The function's signature shows that "from_authorisation_type" is the default algo, used if the algo argument isn't filled by the user.

In the documentation, the different "algo" values will be displayed as tabs, along with a short description and optional algo-dependant parameters:

Availables algorithms (values for "algo")

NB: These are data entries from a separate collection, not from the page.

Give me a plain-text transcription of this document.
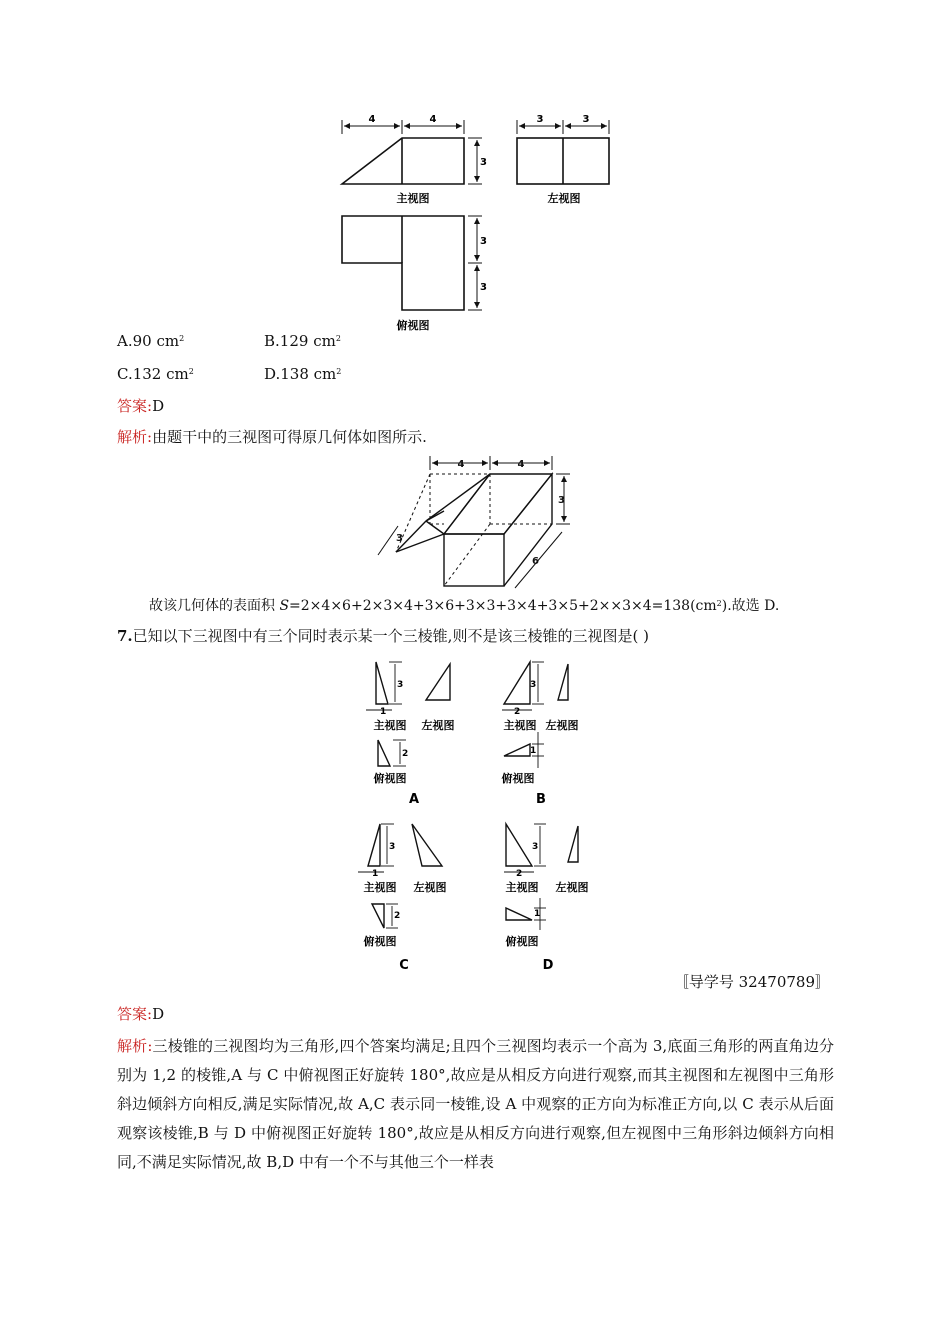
4	4
3
3	3
3
3
主视图	左视图
俯视图
A.90 $cm^2$	B.129 $cm^2$
C.132 $cm^2$	D.138 $cm^2$
答案:D
解析:由题干中的三视图可得原几何体如图所示.
4	4
3
3
6
故该几何体的表面积 $S=2\times 4\times 6+2\times 3\times 4+3\times 6+3\times 3+3\times 4+3\times 5+2\times\times 3\times 4=138(cm^2)$.故选 D.
7.已知以下三视图中有三个同时表示某一个三棱锥,则不是该三棱锥的三视图是( )
3
1
2
主视图 左视图
俯视图
A
3
2
1
主视图 左视图
俯视图
B
3
1
2
主视图 左视图
俯视图
C
3
2
1
主视图 左视图
俯视图
D
〚导学号 32470789〛
答案:D
解析:三棱锥的三视图均为三角形,四个答案均满足;且四个三视图均表示一个高为 3,底面三角形的两直角边分别为 1,2 的棱锥,A 与 C 中俯视图正好旋转 180°,故应是从相反方向进行观察,而其主视图和左视图中三角形斜边倾斜方向相反,满足实际情况,故 A,C 表示同一棱锥,设 A 中观察的正方向为标准正方向,以 C 表示从后面观察该棱锥,B 与 D 中俯视图正好旋转 180°,故应是从相反方向进行观察,但左视图中三角形斜边倾斜方向相同,不满足实际情况,故 B,D 中有一个不与其他三个一样表
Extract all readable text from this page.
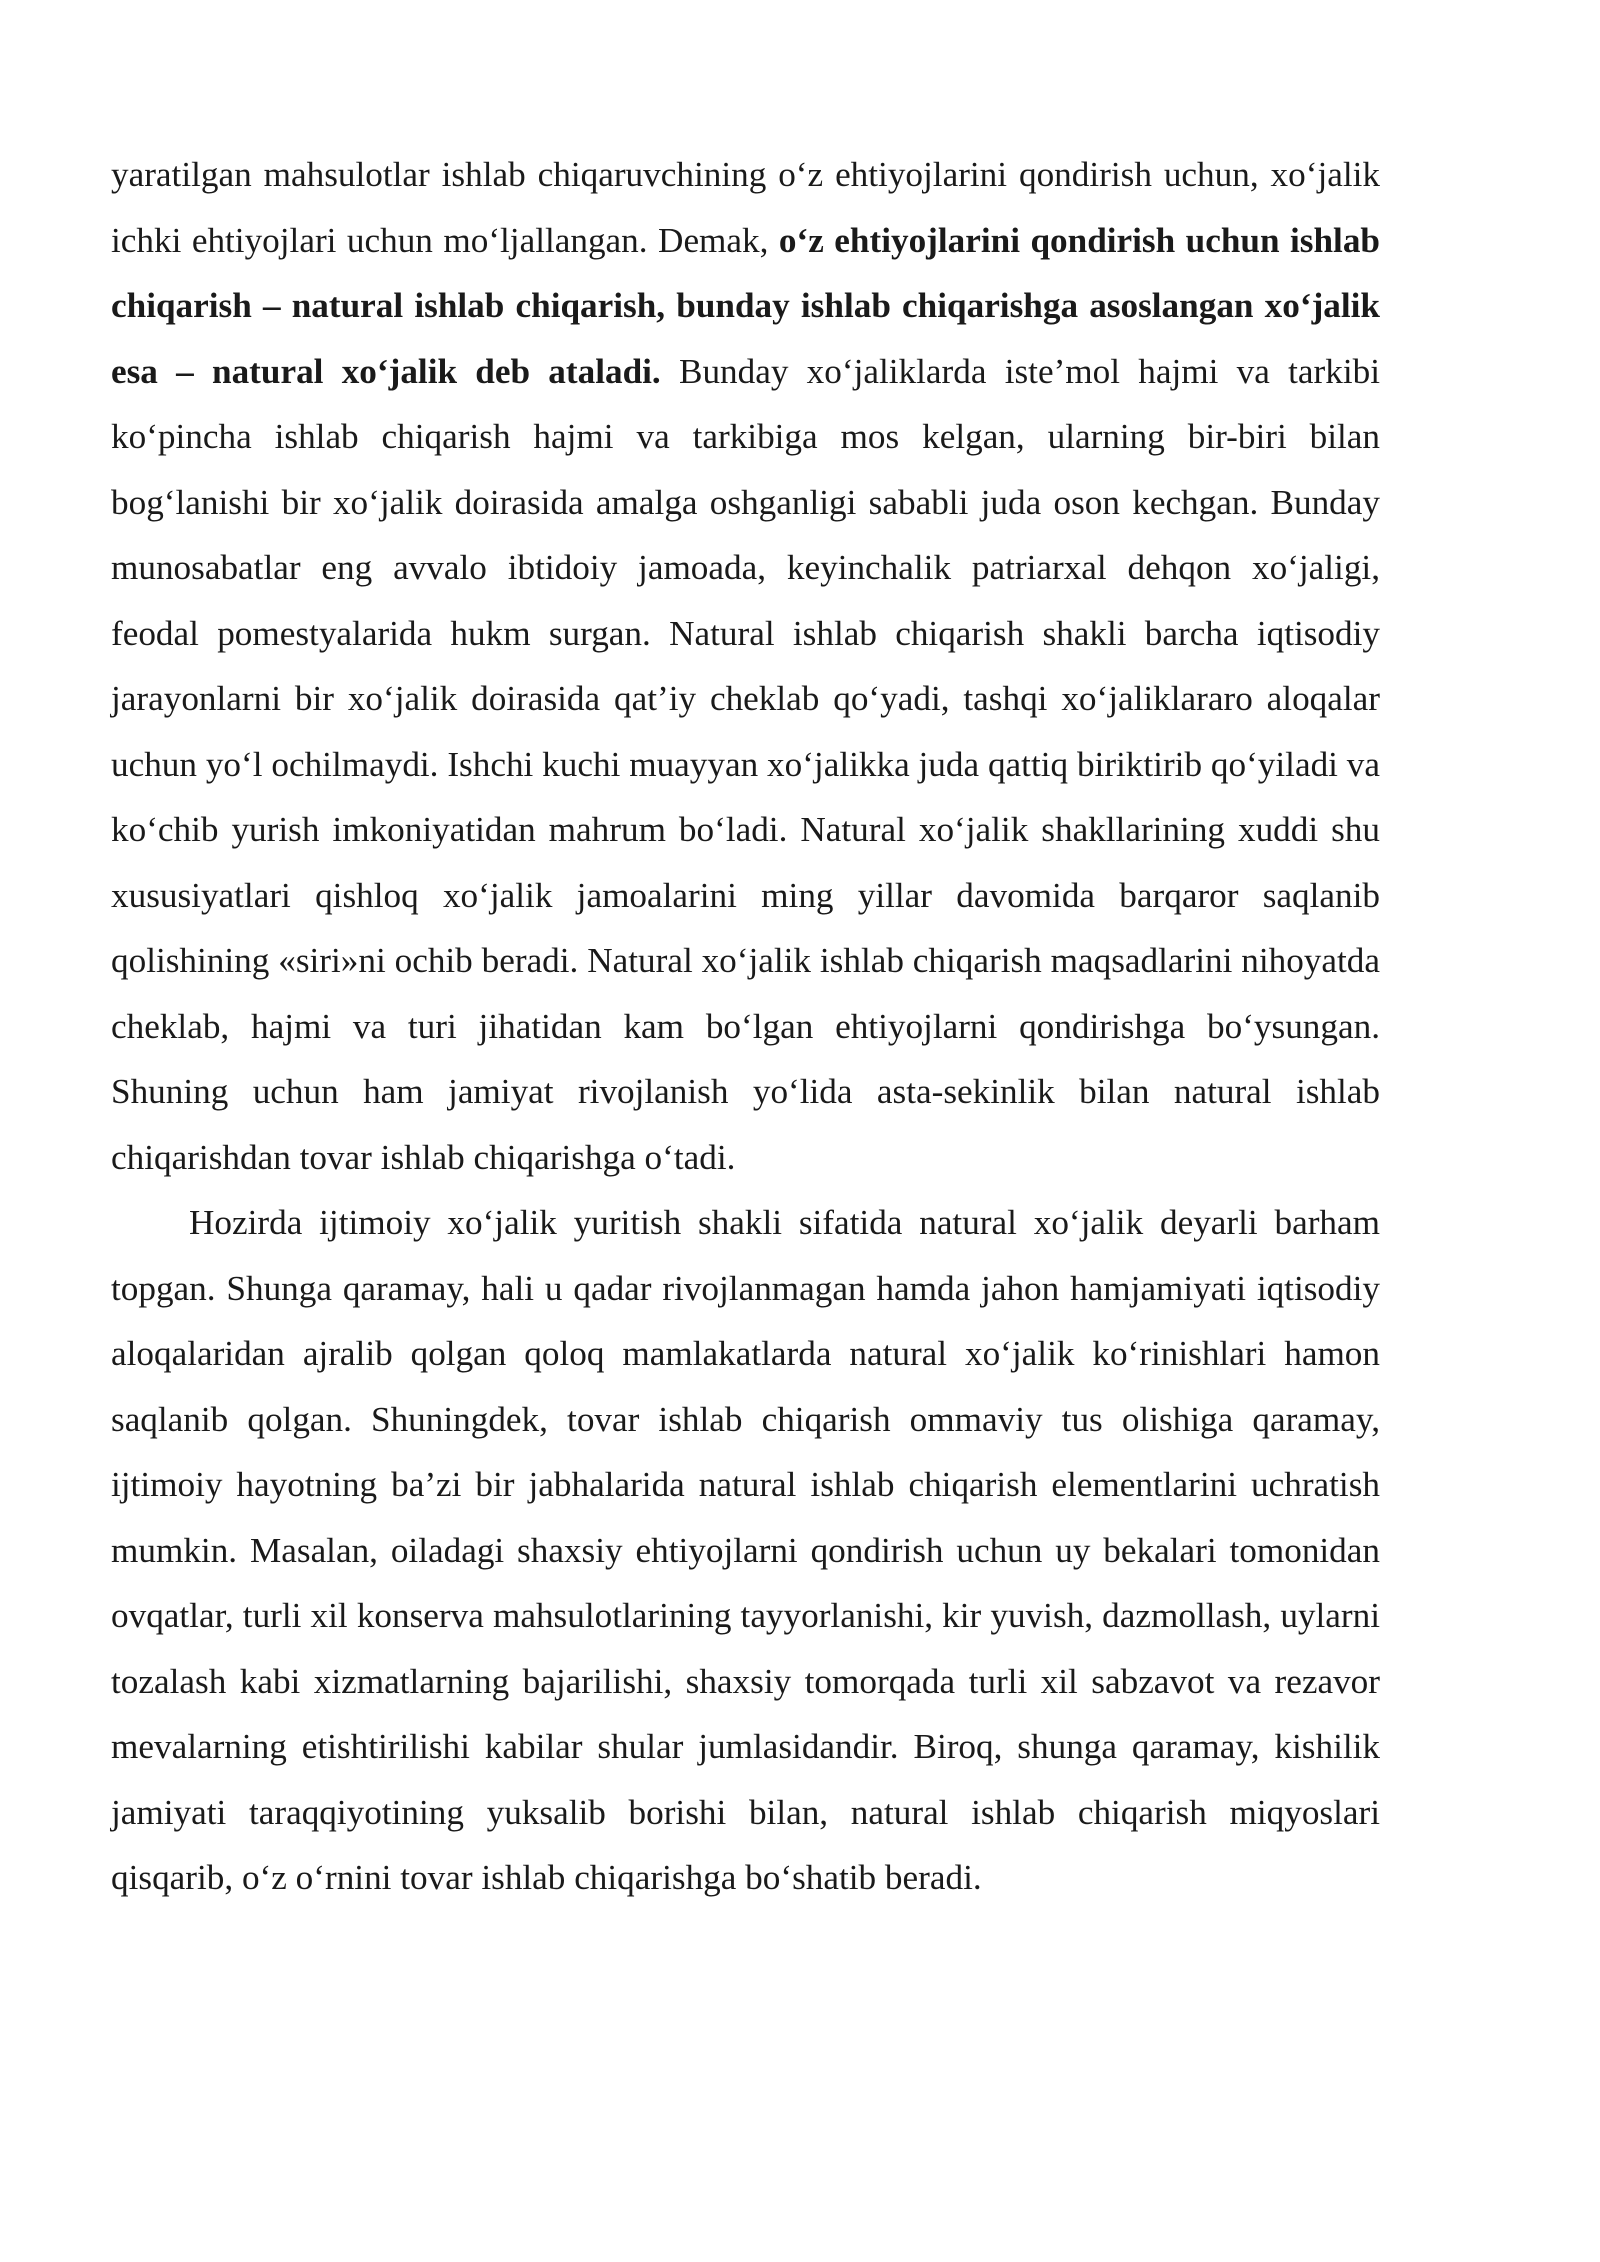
yaratilgan mahsulotlar ishlab chiqaruvchining o‘z ehtiyojlarini qondirish uchun, xo‘jalik ichki ehtiyojlari uchun mo‘ljallangan. Demak, o‘z ehtiyojlarini qondirish uchun ishlab chiqarish – natural ishlab chiqarish, bunday ishlab chiqarishga asoslangan xo‘jalik esa – natural xo‘jalik deb ataladi. Bunday xo‘jaliklarda iste’mol hajmi va tarkibi ko‘pincha ishlab chiqarish hajmi va tarkibiga mos kelgan, ularning bir-biri bilan bog‘lanishi bir xo‘jalik doirasida amalga oshganligi sababli juda oson kechgan. Bunday munosabatlar eng avvalo ibtidoiy jamoada, keyinchalik patriarxal dehqon xo‘jaligi, feodal pomestyalarida hukm surgan. Natural ishlab chiqarish shakli barcha iqtisodiy jarayonlarni bir xo‘jalik doirasida qat’iy cheklab qo‘yadi, tashqi xo‘jaliklararo aloqalar uchun yo‘l ochilmaydi. Ishchi kuchi muayyan xo‘jalikka juda qattiq biriktirib qo‘yiladi va ko‘chib yurish imkoniyatidan mahrum bo‘ladi. Natural xo‘jalik shakllarining xuddi shu xususiyatlari qishloq xo‘jalik jamoalarini ming yillar davomida barqaror saqlanib qolishining «siri»ni ochib beradi. Natural xo‘jalik ishlab chiqarish maqsadlarini nihoyatda cheklab, hajmi va turi jihatidan kam bo‘lgan ehtiyojlarni qondirishga bo‘ysungan. Shuning uchun ham jamiyat rivojlanish yo‘lida asta-sekinlik bilan natural ishlab chiqarishdan tovar ishlab chiqarishga o‘tadi.

Hozirda ijtimoiy xo‘jalik yuritish shakli sifatida natural xo‘jalik deyarli barham topgan. Shunga qaramay, hali u qadar rivojlanmagan hamda jahon hamjamiyati iqtisodiy aloqalaridan ajralib qolgan qoloq mamlakatlarda natural xo‘jalik ko‘rinishlari hamon saqlanib qolgan. Shuningdek, tovar ishlab chiqarish ommaviy tus olishiga qaramay, ijtimoiy hayotning ba’zi bir jabhalarida natural ishlab chiqarish elementlarini uchratish mumkin. Masalan, oiladagi shaxsiy ehtiyojlarni qondirish uchun uy bekalari tomonidan ovqatlar, turli xil konserva mahsulotlarining tayyorlanishi, kir yuvish, dazmollash, uylarni tozalash kabi xizmatlarning bajarilishi, shaxsiy tomorqada turli xil sabzavot va rezavor mevalarning etishtirilishi kabilar shular jumlasidandir. Biroq, shunga qaramay, kishilik jamiyati taraqqiyotining yuksalib borishi bilan, natural ishlab chiqarish miqyoslari qisqarib, o‘z o‘rnini tovar ishlab chiqarishga bo‘shatib beradi.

This "algo" is used by default. It does yadi yada. Specific parameters:

  • This first parameter
  • This second parameter
  • And also this third one

This second "algo" works differently. It has no additional parameters

Please check the available algos when using a function from eds-scikit, to understand what each of them is doing and which one might fits you best.